In het proces-verbaal van verhoor van de medeverdachte [medeverdachte 1] staat het volgende gerelateerd:
“V: Waar zijn jullie heengereden?
A: Vanuit het bos?
V: Ja.
A: Richting de pinautomaat. Daarna onderweg ging iemand pinnen, dus werd er gepind.
V: Wie ging er pinnen?
A: De bestuurder.”
In het proces-verbaal van verhoor van de medeverdachte [medeverdachte 2] staat het volgende gerelateerd:
“V: Vertel eens wat er gebeurd vanaf het moment dat [slachtoffer] in de auto stapte?

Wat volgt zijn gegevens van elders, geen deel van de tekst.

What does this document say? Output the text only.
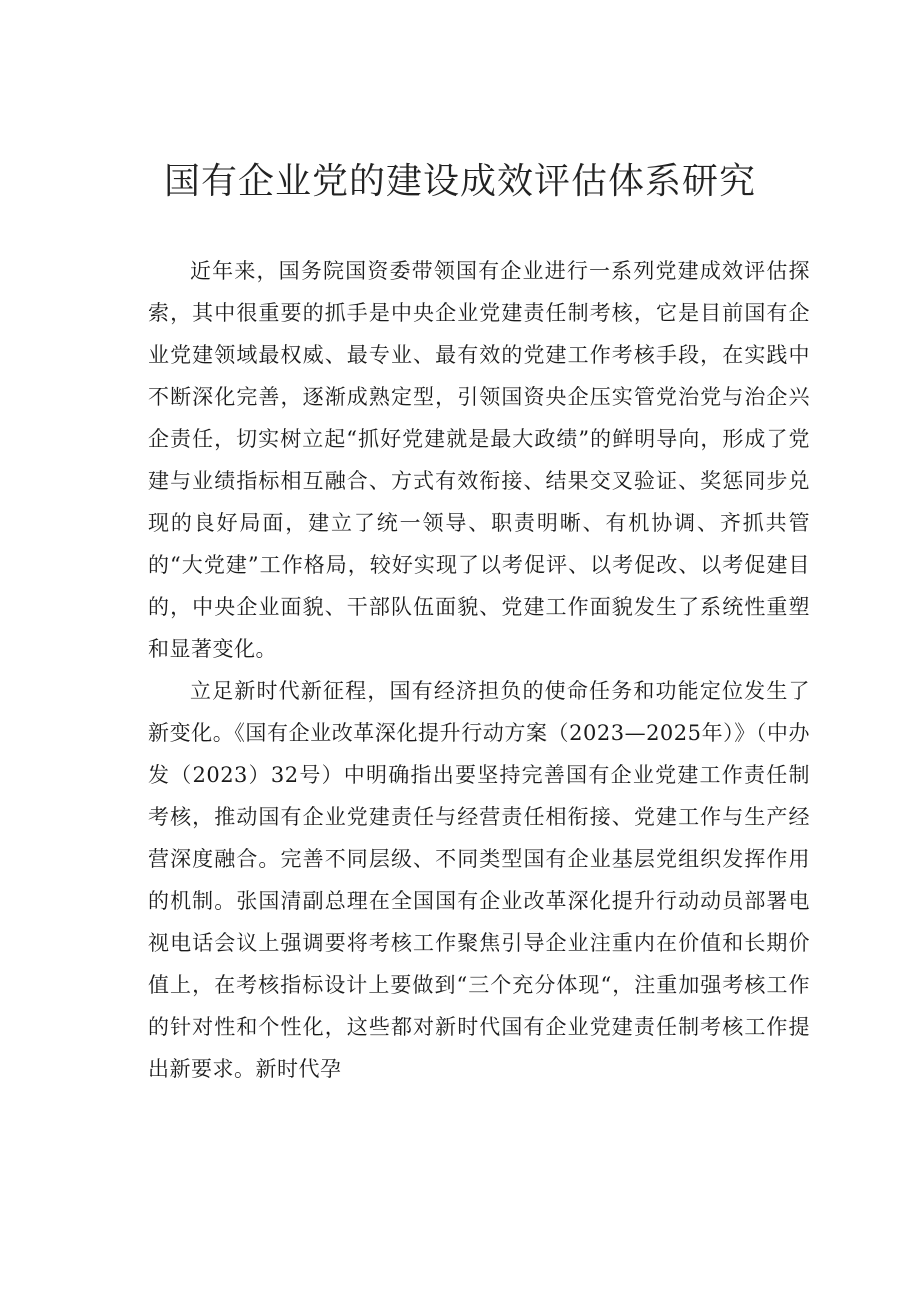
国有企业党的建设成效评估体系研究

近年来，国务院国资委带领国有企业进行一系列党建成效评估探索，其中很重要的抓手是中央企业党建责任制考核，它是目前国有企业党建领域最权威、最专业、最有效的党建工作考核手段，在实践中不断深化完善，逐渐成熟定型，引领国资央企压实管党治党与治企兴企责任，切实树立起“抓好党建就是最大政绩”的鲜明导向，形成了党建与业绩指标相互融合、方式有效衔接、结果交叉验证、奖惩同步兑现的良好局面，建立了统一领导、职责明晰、有机协调、齐抓共管的“大党建”工作格局，较好实现了以考促评、以考促改、以考促建目的，中央企业面貌、干部队伍面貌、党建工作面貌发生了系统性重塑和显著变化。

立足新时代新征程，国有经济担负的使命任务和功能定位发生了新变化。《国有企业改革深化提升行动方案（2023—2025年）》（中办发（2023）32号）中明确指出要坚持完善国有企业党建工作责任制考核，推动国有企业党建责任与经营责任相衔接、党建工作与生产经营深度融合。完善不同层级、不同类型国有企业基层党组织发挥作用的机制。张国清副总理在全国国有企业改革深化提升行动动员部署电视电话会议上强调要将考核工作聚焦引导企业注重内在价值和长期价值上，在考核指标设计上要做到“三个充分体现“，注重加强考核工作的针对性和个性化，这些都对新时代国有企业党建责任制考核工作提出新要求。新时代孕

A: Eerst was het gewoon heel normaal. Totdat we de bossen in gingen.
V: Wat gebeurd er dan?
A: Toen werd hij toegetakeld. Hij werd geslagen met een brandblusser.
V: Waar heb jij de brandblusser weggegooid?
A: In het bos.
V: Oké, nadat jij de brandblusser had afgepakt, wat gebeurde er toen?
A: Hij werd toen nog een keer toegetakeld. Hij kreeg een paar vuistslagen. Hierna werd er nog eens 1000 euro van hem gepind en werd zijn telefoon afgepakt. Later werd hij afgezet bij de Donderberg.
V: Hoe vaak werd hij nog geslagen?
A: Niet vaak. Maar hij kreeg nog wel een mes tegen zijn hoofd.
V: Jij zegt dat er 1000 euro werd gepind. Hoe is dit gegaan?
A: Dit bedrag werd overgemaakt naar zijn pas en iemand anders heeft het geld vervolgens gepind.
V: Hoe is deze persoon aan de pas gekomen?
A: Van die [slachtoffer] .
V: Hoe ging dit met die pas. Werd de pas gewoon afgegeven, of hoe ging dit?
A: Nee, niet vrijwillig. Onder dwang, vijandig.
V: Wat is onder dwang?
A: Met eens mes op de keel.
V: Hoe werd de telefoon afgepakt?
A: Iemand zei gewoon geef die telefoon en hij deed dat.
V: Was dit vrijwillig?
A: Nee.
V: Wat is de reden dat deze jongen zo toegetakeld moest worden?
A: Geld.
V: Wat is er in de auto gebeurd op het moment de jongen uit de Golf er in zat?
A: Het werd dreigen.
V: Wat werd dreigend?
A: Hoe de jongen uit de Golf tegen [slachtoffer] bezig was.
V: Wat deed hij dan?
A: Schelden, dreigen, intimideren. Dat hij alles moest afgeven wat hij bij had.
V: Wat heeft [slachtoffer] allemaal afgegeven?
A: Zijn telefoon, pinpas en ID.
V: Aan wie heeft hij die in eerste instantie afgegeven?
A: We hebben deze spullen allemaal in onze handen gehad.
V: Maar aan wie heeft [slachtoffer] dit gegeven?
A: De jongen uit de Golf.
V: Hoeveel werd er gepind?
A: 1000 euro. Dit geld heb ik ook gezien.”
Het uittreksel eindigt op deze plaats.